Good national performance did not save countries from the severe economic consequences of this pandemic
A second, more important insight emerges from this analysis: effective public health responses did not save countries from the severe economic consequences of this pandemic. This has important implications for future pandemic preparedness initiatives.
World leaders have called the coronavirus pandemic a “once-in-a-century” crisis, but that does not safeguard us for another hundred years. Outbreaks of well-known and emerging infectious diseases occur regularly and could easily evolve at any time into the next epidemic or global pandemic. Outbreaks are inevitable but—to paraphrase Larry Brilliant—pandemics are not. Preparation matters, and if governments work together, they can adopt feasible measures to prevent future outbreaks from unnecessarily morphing into the next global crisis.

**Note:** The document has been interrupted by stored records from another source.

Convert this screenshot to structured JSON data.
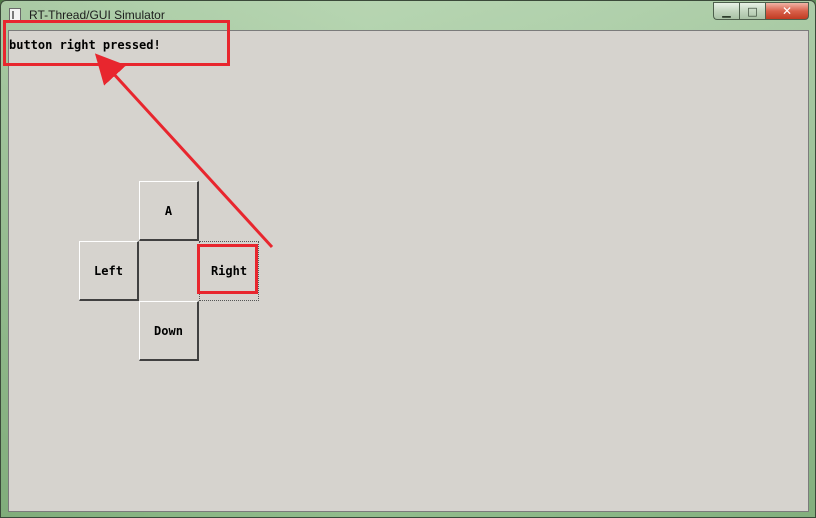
{
  "window": {
    "title": "RT-Thread/GUI Simulator",
    "controls": {
      "minimize_glyph": "▁",
      "maximize_glyph": "□",
      "close_glyph": "✕"
    }
  },
  "label": {
    "text": "button right pressed!"
  },
  "buttons": {
    "a": "A",
    "left": "Left",
    "right": "Right",
    "down": "Down"
  },
  "annotation": {
    "color": "#e8262e"
  },
  "icons": {
    "app": "app-window-icon",
    "minimize": "minimize-icon",
    "maximize": "maximize-icon",
    "close": "close-icon"
  }
}
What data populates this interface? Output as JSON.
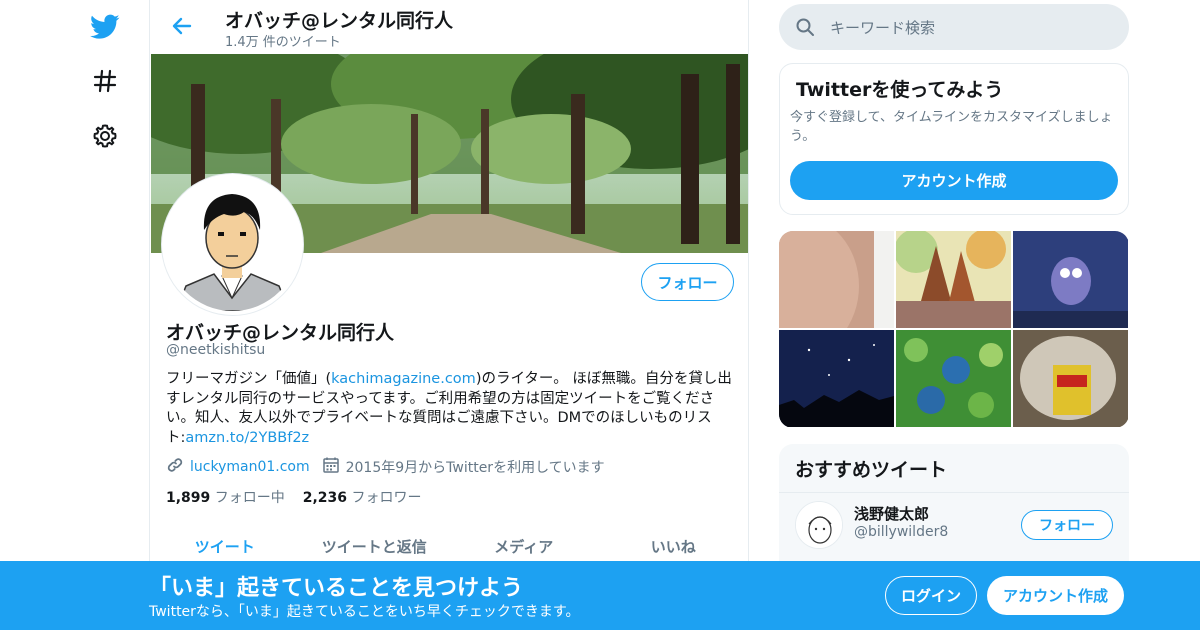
{
  "top": {
    "title": "オバッチ@レンタル同行人",
    "tweet_count": "1.4万 件のツイート"
  },
  "profile": {
    "follow_label": "フォロー",
    "name": "オバッチ@レンタル同行人",
    "handle": "@neetkishitsu",
    "bio_1": "フリーマガジン「価値」(",
    "bio_link_1": "kachimagazine.com",
    "bio_2": ")のライター。 ほぼ無職。自分を貸し出すレンタル同行のサービスやってます。ご利用希望の方は固定ツイートをご覧ください。知人、友人以外でプライベートな質問はご遠慮下さい。DMでのほしいものリスト:",
    "bio_link_2": "amzn.to/2YBBf2z",
    "website": "luckyman01.com",
    "joined": "2015年9月からTwitterを利用しています",
    "following_count": "1,899",
    "following_label": "フォロー中",
    "followers_count": "2,236",
    "followers_label": "フォロワー"
  },
  "tabs": [
    {
      "label": "ツイート",
      "active": true
    },
    {
      "label": "ツイートと返信",
      "active": false
    },
    {
      "label": "メディア",
      "active": false
    },
    {
      "label": "いいね",
      "active": false
    }
  ],
  "search": {
    "placeholder": "キーワード検索"
  },
  "try_card": {
    "title": "Twitterを使ってみよう",
    "subtitle": "今すぐ登録して、タイムラインをカスタマイズしましょう。",
    "button": "アカウント作成"
  },
  "recommend": {
    "title": "おすすめツイート",
    "user_name": "浅野健太郎",
    "user_handle": "@billywilder8",
    "follow_label": "フォロー"
  },
  "bottom_bar": {
    "title": "「いま」起きていることを見つけよう",
    "subtitle": "Twitterなら、「いま」起きていることをいち早くチェックできます。",
    "login": "ログイン",
    "signup": "アカウント作成"
  },
  "colors": {
    "accent": "#1da1f2",
    "text": "#14171a",
    "secondary": "#657786",
    "border": "#e6ecf0"
  },
  "icons": {
    "logo": "twitter-bird-icon",
    "explore": "hash-icon",
    "settings": "gear-icon",
    "back": "arrow-left-icon",
    "search": "search-icon",
    "website": "link-icon",
    "joined": "calendar-icon"
  }
}
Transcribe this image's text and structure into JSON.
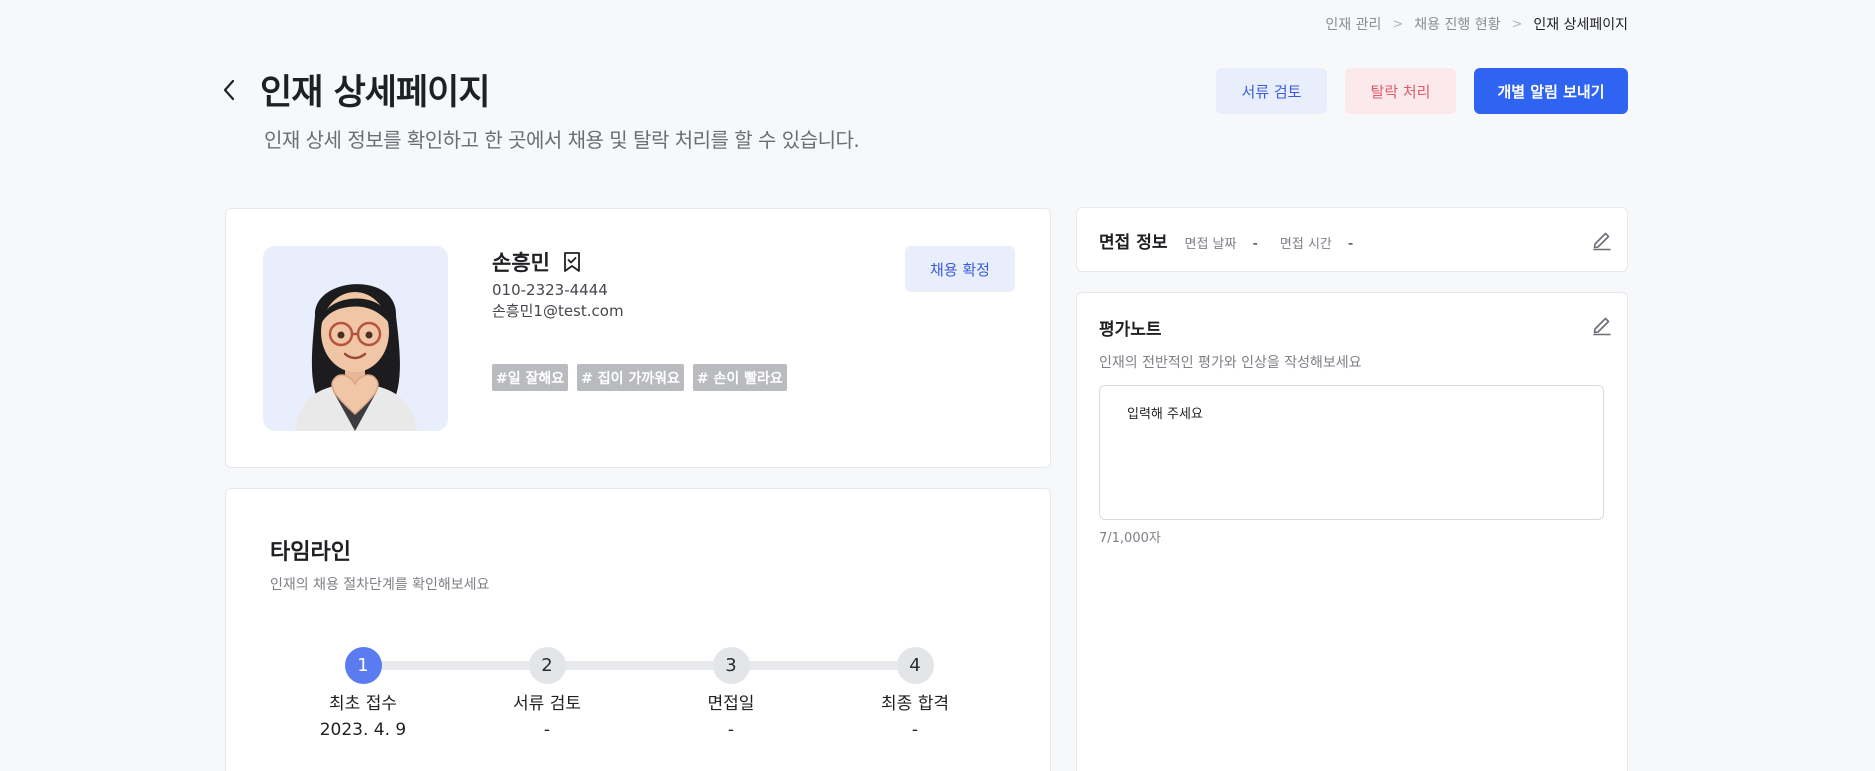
{
  "breadcrumb": {
    "items": [
      "인재 관리",
      "채용 진행 현황",
      "인재 상세페이지"
    ],
    "separator": ">"
  },
  "header": {
    "title": "인재 상세페이지",
    "subtitle": "인재 상세 정보를 확인하고 한 곳에서 채용 및 탈락 처리를 할 수 있습니다.",
    "back_icon": "chevron-left-icon"
  },
  "actions": {
    "review_label": "서류 검토",
    "drop_label": "탈락 처리",
    "notify_label": "개별 알림 보내기"
  },
  "profile": {
    "name": "손흥민",
    "bookmark_icon": "bookmark-check-icon",
    "phone": "010-2323-4444",
    "email": "손흥민1@test.com",
    "tags": [
      "#일 잘해요",
      "# 집이 가까워요",
      "# 손이 빨라요"
    ],
    "confirm_label": "채용 확정"
  },
  "timeline": {
    "title": "타임라인",
    "subtitle": "인재의 채용 절차단계를 확인해보세요",
    "steps": [
      {
        "number": "1",
        "label": "최초 접수",
        "date": "2023. 4. 9",
        "active": true
      },
      {
        "number": "2",
        "label": "서류 검토",
        "date": "-",
        "active": false
      },
      {
        "number": "3",
        "label": "면접일",
        "date": "-",
        "active": false
      },
      {
        "number": "4",
        "label": "최종 합격",
        "date": "-",
        "active": false
      }
    ]
  },
  "interview": {
    "title": "면접 정보",
    "date_label": "면접 날짜",
    "date_value": "-",
    "time_label": "면접 시간",
    "time_value": "-",
    "edit_icon": "pencil-icon"
  },
  "note": {
    "title": "평가노트",
    "subtitle": "인재의 전반적인 평가와 인상을 작성해보세요",
    "placeholder": "입력해 주세요",
    "count": "7/1,000자",
    "edit_icon": "pencil-icon"
  },
  "colors": {
    "primary": "#2f63f2",
    "primary_light": "#e8eefc",
    "danger": "#e25a66",
    "danger_light": "#fce9ec",
    "step_active": "#5b7bf0",
    "tag_bg": "#b9bbbf",
    "page_bg": "#f7f8fa"
  }
}
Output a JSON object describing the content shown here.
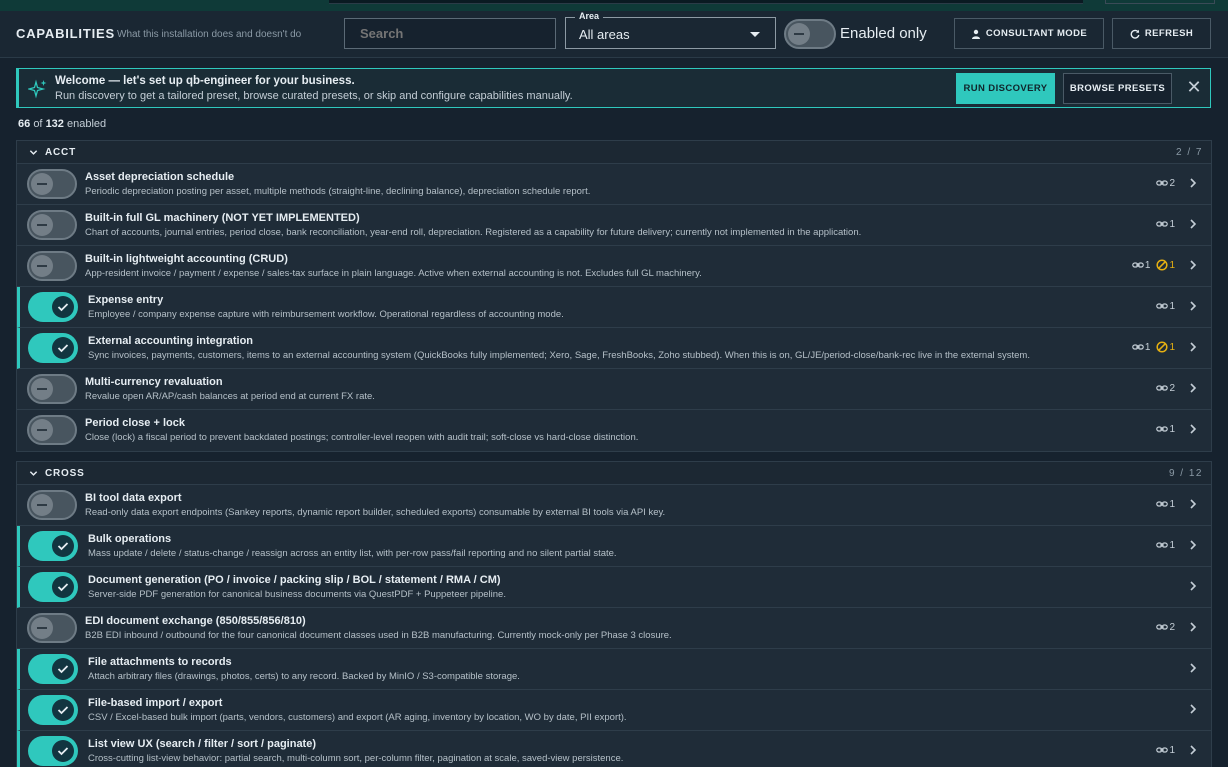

Remarkably, the response to this global crisis has been almost entirely national. Little international cooperation and coordination has occurred at the Group of Seven, Group of Twenty, or the United Nations Security Council. National governments closed borders, hoarded medical supplies, and competed to develop a vaccine, a pattern that persists even after scientists have delivered highly effective ones. A handful of wealthy nations have spent billions of dollars locking up early supplies of the most promising novel coronavirus vaccines for their own use.
Yet, the early economic lessons of this pandemic suggest that political leaders going it alone do so at their nations’ peril. Governments seeking to protect themselves from pandemic threats will not find that protection, particularly economically, from building a stronger national fortress.